As I sifted through the NWA lyrics I tried to find what about it we should consider useful or literary. While sometimes I went through entire tracks shaking my head (“Ain’t tha 1”? Part hilarious, part just plain horrible) the number of discussable lines exceeded my expectations.
“From a kid to a G it's all about money”
This idea, expressed as a line in “Dope Man”, is a recurring theme in both Straight Outta’ Compton and The Wire, and if you extend it broader, to Highway 61 as well. All three works deal with the idea of people being products of their environments, and America’s material society forcing people into roles. And in Straight Outta Compton and The Wire, we also see how inner city youth are forced into crime because they have no other option.

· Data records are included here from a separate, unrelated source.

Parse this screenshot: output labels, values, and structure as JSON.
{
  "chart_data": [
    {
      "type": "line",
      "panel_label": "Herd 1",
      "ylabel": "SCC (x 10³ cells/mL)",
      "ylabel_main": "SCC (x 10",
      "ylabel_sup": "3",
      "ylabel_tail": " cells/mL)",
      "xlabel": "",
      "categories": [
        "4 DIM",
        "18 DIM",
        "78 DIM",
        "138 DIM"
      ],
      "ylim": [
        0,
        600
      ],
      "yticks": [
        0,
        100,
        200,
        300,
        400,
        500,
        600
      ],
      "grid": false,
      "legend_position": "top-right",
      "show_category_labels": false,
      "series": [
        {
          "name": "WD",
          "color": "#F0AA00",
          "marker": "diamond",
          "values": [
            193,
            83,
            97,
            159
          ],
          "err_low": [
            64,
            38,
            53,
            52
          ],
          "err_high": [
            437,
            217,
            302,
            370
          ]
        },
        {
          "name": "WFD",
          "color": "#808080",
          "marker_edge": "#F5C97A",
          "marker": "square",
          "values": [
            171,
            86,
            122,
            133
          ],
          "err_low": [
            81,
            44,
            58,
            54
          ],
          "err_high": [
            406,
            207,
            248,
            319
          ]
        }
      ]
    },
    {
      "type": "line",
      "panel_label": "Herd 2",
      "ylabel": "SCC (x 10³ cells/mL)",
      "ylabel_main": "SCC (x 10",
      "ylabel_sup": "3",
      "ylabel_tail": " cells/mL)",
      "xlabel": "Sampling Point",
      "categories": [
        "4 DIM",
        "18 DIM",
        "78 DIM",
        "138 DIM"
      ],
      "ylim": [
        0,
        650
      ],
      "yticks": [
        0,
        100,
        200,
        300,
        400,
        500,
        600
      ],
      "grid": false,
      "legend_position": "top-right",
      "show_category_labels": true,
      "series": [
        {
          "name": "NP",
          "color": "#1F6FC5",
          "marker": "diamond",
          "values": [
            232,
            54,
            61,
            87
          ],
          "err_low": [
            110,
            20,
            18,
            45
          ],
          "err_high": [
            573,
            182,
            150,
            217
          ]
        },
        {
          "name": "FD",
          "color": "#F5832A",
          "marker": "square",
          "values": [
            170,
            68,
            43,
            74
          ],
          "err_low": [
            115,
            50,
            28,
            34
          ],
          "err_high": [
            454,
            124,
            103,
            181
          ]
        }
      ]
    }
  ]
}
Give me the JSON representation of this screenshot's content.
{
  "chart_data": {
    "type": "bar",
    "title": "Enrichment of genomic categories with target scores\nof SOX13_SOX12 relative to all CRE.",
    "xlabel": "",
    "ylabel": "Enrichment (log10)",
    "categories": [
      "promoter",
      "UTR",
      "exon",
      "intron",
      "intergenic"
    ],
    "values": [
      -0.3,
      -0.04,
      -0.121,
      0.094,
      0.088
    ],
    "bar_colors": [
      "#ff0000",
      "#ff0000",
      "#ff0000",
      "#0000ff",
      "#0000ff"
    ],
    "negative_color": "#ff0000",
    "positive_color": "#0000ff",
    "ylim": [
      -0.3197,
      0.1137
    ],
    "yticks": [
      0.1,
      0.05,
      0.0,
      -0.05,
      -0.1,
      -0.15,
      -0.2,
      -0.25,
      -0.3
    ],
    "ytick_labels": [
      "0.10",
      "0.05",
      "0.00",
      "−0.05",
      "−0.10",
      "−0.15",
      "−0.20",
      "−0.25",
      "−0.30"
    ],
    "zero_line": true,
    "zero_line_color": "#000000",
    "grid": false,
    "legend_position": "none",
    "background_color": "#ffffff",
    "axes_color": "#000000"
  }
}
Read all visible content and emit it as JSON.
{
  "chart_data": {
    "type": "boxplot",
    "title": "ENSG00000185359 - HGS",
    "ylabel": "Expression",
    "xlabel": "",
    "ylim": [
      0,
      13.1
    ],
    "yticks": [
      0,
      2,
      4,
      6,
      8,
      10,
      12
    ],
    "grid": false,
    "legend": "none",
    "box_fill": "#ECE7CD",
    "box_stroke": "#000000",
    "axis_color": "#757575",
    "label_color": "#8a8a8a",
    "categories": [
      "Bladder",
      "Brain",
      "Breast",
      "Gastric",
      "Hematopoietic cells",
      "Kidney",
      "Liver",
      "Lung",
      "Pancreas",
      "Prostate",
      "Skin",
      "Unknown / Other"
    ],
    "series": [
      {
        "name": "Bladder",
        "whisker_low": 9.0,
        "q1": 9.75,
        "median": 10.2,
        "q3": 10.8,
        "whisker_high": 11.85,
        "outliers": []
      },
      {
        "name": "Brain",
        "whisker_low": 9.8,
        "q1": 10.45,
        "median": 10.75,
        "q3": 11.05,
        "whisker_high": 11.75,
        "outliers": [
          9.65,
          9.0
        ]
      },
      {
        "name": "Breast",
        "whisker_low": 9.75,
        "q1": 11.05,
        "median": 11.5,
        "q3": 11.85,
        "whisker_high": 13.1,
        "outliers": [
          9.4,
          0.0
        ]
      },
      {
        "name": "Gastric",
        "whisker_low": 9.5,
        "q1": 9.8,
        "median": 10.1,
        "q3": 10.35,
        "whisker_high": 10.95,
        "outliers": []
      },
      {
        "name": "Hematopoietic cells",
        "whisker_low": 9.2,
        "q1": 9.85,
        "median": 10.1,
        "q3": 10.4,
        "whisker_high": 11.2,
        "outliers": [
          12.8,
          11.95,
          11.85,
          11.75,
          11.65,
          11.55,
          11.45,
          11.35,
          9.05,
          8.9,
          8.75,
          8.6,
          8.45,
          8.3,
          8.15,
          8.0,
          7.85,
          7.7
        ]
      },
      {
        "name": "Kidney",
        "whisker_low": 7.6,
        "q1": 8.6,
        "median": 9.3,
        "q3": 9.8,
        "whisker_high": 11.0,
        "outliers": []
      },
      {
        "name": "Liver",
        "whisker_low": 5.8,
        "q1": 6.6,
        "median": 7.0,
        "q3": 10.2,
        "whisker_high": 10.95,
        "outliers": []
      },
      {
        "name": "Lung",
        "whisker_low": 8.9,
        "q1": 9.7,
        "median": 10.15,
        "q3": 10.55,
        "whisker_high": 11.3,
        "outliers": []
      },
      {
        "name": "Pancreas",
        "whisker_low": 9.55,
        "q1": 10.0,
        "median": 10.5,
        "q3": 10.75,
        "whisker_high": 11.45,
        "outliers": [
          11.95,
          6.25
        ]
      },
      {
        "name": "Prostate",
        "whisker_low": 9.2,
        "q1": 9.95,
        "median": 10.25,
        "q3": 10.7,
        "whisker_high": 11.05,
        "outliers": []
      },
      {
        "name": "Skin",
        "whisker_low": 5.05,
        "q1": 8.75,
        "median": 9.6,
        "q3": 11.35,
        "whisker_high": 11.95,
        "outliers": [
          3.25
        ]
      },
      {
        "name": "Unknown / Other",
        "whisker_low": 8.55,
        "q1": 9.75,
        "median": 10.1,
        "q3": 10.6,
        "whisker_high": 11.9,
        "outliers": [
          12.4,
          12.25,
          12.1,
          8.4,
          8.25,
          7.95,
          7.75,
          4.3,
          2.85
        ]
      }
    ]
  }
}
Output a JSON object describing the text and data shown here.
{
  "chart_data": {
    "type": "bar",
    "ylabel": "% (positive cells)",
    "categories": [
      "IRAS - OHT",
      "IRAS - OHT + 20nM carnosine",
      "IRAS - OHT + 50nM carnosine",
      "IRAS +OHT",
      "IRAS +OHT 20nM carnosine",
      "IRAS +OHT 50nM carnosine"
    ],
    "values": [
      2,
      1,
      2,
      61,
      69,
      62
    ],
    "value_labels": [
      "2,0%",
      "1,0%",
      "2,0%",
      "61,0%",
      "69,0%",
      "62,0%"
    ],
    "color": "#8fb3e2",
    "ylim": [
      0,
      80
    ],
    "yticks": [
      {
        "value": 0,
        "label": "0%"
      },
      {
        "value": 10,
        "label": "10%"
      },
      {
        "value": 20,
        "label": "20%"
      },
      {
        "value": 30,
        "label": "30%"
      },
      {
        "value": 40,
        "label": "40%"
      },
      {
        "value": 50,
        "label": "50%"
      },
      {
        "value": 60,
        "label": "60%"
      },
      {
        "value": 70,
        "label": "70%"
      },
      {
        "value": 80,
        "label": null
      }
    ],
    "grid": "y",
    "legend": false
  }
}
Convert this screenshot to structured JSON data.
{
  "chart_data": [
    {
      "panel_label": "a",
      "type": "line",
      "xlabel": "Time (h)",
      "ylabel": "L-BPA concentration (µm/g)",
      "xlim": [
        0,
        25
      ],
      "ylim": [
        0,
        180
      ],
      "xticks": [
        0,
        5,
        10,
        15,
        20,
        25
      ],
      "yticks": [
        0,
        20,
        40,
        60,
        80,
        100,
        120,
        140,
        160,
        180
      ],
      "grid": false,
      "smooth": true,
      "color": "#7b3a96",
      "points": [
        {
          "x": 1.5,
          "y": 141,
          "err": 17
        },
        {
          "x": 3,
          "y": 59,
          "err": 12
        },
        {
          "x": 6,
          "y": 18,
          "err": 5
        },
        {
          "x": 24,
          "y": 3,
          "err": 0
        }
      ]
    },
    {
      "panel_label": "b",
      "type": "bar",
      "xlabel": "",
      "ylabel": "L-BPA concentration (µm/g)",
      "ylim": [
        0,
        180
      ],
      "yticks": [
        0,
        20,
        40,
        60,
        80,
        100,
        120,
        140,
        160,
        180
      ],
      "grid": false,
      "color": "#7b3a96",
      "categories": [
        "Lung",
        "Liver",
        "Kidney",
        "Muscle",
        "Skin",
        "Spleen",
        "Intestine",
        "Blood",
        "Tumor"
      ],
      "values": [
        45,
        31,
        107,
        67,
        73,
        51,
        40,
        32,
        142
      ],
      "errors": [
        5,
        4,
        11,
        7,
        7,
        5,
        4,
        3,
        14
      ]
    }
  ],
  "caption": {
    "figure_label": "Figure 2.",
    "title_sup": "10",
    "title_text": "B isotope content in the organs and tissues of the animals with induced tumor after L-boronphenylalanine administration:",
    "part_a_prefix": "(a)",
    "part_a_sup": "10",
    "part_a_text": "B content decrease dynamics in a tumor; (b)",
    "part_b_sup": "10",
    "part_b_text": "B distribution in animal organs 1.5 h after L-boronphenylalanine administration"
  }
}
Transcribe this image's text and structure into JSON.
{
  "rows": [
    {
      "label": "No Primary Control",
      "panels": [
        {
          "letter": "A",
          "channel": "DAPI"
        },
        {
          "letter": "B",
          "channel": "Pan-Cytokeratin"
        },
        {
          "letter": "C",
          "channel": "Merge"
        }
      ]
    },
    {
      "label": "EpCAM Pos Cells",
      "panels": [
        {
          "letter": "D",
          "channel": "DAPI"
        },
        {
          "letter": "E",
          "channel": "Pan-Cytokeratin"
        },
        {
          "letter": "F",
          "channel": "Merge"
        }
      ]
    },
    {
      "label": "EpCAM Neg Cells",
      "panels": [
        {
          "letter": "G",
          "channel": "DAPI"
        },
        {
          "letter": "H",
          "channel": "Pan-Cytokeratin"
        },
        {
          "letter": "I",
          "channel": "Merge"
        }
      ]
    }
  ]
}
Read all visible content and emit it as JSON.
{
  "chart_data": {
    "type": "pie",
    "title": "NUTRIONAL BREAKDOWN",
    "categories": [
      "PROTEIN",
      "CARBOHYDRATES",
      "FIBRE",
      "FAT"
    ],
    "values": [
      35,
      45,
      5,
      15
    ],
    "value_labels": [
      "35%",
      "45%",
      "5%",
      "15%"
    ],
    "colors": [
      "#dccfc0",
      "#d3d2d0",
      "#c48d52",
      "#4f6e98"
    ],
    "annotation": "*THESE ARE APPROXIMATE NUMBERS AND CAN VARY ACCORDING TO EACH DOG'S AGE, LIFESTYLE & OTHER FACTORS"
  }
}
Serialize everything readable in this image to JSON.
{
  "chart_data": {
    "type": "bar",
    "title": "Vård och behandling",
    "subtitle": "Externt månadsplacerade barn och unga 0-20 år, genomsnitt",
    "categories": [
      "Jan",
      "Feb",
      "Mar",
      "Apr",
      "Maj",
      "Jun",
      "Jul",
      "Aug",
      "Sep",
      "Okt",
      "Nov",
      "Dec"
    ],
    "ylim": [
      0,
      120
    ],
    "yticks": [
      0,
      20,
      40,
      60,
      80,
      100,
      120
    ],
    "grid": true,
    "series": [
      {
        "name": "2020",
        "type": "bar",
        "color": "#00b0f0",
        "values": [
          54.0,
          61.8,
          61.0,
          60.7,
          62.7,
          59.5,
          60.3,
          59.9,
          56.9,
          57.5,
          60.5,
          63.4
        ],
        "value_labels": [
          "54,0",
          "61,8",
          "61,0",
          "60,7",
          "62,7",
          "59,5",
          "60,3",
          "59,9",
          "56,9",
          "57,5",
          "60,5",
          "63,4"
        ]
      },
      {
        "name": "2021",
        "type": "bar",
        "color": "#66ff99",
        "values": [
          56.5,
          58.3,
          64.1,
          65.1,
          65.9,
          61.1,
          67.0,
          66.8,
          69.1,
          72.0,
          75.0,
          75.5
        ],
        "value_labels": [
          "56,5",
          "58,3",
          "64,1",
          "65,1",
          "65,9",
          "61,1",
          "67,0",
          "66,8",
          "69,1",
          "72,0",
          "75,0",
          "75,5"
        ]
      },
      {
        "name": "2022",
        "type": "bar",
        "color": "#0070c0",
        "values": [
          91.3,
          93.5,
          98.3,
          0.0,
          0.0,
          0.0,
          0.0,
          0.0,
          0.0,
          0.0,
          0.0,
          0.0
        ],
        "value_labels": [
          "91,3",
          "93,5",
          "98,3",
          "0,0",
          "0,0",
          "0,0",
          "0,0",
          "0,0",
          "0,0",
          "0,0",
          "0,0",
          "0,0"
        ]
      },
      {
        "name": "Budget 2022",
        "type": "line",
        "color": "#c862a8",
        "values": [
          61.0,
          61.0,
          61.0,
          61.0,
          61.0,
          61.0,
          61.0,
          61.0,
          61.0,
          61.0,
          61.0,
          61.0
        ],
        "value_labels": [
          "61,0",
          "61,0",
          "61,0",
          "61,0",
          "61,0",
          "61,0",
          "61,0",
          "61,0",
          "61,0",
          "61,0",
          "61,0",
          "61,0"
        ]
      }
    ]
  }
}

But to get back to my original intent of focusing on Straight Outta’ Compton, one thing I recurrently noticed was N.W.A.’s rejection of the material splendor that is the subject of so many stupid, stupid, recent rap songs (Let me buy you a drank?). Even in the middle of the brutal objectification that is “Ain’t tha 1” Ice Cube offers “You shouldn't be, so damn material/And try to milk Ice Cube like cereal”. Assuming that the first line wasn’t added solely to rhyme with cereal, Ice cube reveals that he is actually arguing against the material nature of the world he finds himself in. And when Dr. Dre adds “But chu know it ain't all about wealth/As long as you make a note to, express yourself”, we see that indeed, N.W.A. seems to be the antithesis of what much of rap today is about. Sure they’re cocky and seem to have about 15 different words to rhyme with “gat”, but they’re actually trying to send an artistic message, in their own way. They argue against the way our material society puts focus on what makes money rather than what is new and original, which is in itself, a refreshingly new and original topic for rap, even 21 years later.